The plan amounts to State Capture 2.0 and will feed the ruling party’s patronage networks by allowing corrupt politicians to tap into large pools of private savings “while providing opportunities to create jobs for pals and family members in the enormous new bureaucracies that will have to be established for nationalising private pensions into the NSSF”.
The Efficient Group’s chief economist Dawie Roodt says the proposal outlined in the green paper is a move in the right direction by trying to consolidate existing systems such as the Unemployment Insurance Fund (UIF), social security grants and the South African Revenue Service (Sars), but that the green paper implies an increase in taxes, with the state handing itself more powers to force working South Africans to save, while granting politicians more power over our savings.
What’s needed is massive job creation to reduce the number of people relying on social security (who now outnumber those who have jobs).
“A job is still the best form of security” says Dr Stephen Smith, senior policy advisor at the Association for Savings and Investment SA (Asisa).
“Social security is a safety net when all else fails.”
4. New changes planned for schools:
The government is looking to make several changes at schools in South Africa to make up for lost teaching time, says Basic Education minister Angie Motshekga.
While the department initially expected that rural schools would face the most difficulties in returning, Motshekga said that the inverse has actually been the case as the country’s more urban areas and overpopulated schools face a greater challenge with spacing.

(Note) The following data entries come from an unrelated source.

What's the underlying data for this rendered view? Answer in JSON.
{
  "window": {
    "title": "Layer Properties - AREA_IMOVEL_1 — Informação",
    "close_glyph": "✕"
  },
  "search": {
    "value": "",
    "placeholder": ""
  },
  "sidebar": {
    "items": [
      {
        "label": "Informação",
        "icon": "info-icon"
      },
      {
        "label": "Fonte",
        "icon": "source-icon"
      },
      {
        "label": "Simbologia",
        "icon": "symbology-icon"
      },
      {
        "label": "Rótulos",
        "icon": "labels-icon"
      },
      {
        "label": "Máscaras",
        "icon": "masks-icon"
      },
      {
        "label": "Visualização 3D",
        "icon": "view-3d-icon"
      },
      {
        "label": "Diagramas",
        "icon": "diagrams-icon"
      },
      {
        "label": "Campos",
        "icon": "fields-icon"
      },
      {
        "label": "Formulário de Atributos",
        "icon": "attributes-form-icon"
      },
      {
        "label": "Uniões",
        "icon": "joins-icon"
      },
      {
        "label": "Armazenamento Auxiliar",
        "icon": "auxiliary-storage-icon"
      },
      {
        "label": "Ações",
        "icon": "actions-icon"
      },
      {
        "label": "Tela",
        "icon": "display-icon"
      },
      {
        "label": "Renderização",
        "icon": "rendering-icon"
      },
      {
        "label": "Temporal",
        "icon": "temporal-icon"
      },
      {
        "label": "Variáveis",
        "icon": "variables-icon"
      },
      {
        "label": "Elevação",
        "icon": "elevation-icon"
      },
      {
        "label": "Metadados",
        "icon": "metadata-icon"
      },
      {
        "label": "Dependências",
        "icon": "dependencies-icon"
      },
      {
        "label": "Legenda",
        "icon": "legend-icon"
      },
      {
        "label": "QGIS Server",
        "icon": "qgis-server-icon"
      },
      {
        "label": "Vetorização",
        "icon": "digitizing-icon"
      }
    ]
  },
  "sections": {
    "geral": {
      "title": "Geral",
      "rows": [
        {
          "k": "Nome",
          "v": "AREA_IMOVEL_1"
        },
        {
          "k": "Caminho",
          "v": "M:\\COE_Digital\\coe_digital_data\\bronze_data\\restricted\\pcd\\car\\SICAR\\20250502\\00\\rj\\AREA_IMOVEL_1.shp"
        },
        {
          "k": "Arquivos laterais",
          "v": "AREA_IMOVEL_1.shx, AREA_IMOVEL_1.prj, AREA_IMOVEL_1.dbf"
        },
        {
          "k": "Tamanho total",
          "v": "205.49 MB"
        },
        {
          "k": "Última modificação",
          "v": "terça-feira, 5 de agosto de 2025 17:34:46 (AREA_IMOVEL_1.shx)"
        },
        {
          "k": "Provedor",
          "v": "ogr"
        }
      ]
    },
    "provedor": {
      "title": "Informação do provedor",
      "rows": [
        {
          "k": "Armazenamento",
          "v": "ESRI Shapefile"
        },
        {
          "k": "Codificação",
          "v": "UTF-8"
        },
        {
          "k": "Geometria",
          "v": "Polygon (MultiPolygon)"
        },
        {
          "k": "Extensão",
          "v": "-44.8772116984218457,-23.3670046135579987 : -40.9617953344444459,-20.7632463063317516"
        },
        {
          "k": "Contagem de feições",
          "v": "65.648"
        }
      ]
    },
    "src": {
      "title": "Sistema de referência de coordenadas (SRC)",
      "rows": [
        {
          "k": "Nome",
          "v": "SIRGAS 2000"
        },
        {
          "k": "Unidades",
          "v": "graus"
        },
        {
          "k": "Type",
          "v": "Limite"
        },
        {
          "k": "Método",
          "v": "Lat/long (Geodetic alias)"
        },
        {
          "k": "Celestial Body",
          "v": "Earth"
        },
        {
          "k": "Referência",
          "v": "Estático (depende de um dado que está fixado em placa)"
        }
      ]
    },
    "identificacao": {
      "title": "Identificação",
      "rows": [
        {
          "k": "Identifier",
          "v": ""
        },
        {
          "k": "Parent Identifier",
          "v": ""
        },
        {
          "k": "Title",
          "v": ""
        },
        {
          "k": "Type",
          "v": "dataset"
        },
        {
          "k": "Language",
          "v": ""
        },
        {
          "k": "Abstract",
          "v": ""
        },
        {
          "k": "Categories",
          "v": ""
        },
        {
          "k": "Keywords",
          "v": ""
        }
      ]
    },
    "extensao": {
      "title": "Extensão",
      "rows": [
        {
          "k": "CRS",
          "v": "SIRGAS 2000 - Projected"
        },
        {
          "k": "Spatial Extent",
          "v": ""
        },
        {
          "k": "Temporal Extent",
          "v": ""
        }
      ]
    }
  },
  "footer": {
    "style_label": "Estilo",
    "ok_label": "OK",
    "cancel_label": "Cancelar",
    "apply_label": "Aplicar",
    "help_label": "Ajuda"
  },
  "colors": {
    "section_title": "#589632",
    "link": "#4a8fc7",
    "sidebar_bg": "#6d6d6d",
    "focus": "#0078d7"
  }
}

The minister said that schools in more rural areas actually faced fewer learning losses during the worst of the pandemic, despite initial concerns about resources, as teachers were better able to assist a smaller cohort of learners
Motshekga said that her department was hopeful that the following changes will help make up for lost teaching time:
- Revised social distancing requirements, allowing more learners per classroom;
- Mobile classrooms to boost capacity;
- Introducing alternative teaching places that allow for more spacing;
- Hiring more teacher assistants;
- The government no longer allowing teachers to work from home due to co-morbidities;
- More teachers electing to take a Covid-19 vaccine.
Motshekga reiterated that the school calendar will not be changed in October, despite the lost teaching time, following complaints from both parents and teachers.
She said that teachers needed a break after being placed under severe pressure by the rotational timetable. At the same time, some parents had already made holiday plans for the October break period.
In a media briefing on Sunday (29 August), the minister said that lost teaching time would instead have to be recovered on a school or district level, though this must also be “within reason”.
5. New cannabis bill:
Parliament’s Justice Committee has started three days of hearings into South Africa’s new cannabis bill, which was drafted after private use of the plant was decriminalised in 2018.
The new draft bill outlines possession rules for users and people who wish to cultivate it – however, points of contention remain.
One of the key hangups is that the buying and selling of cannabis seeds, oils and the plant itself remain illegal, arguably making the private use freedoms moot.
The Health Department has made presentations in Parliament backing the bill.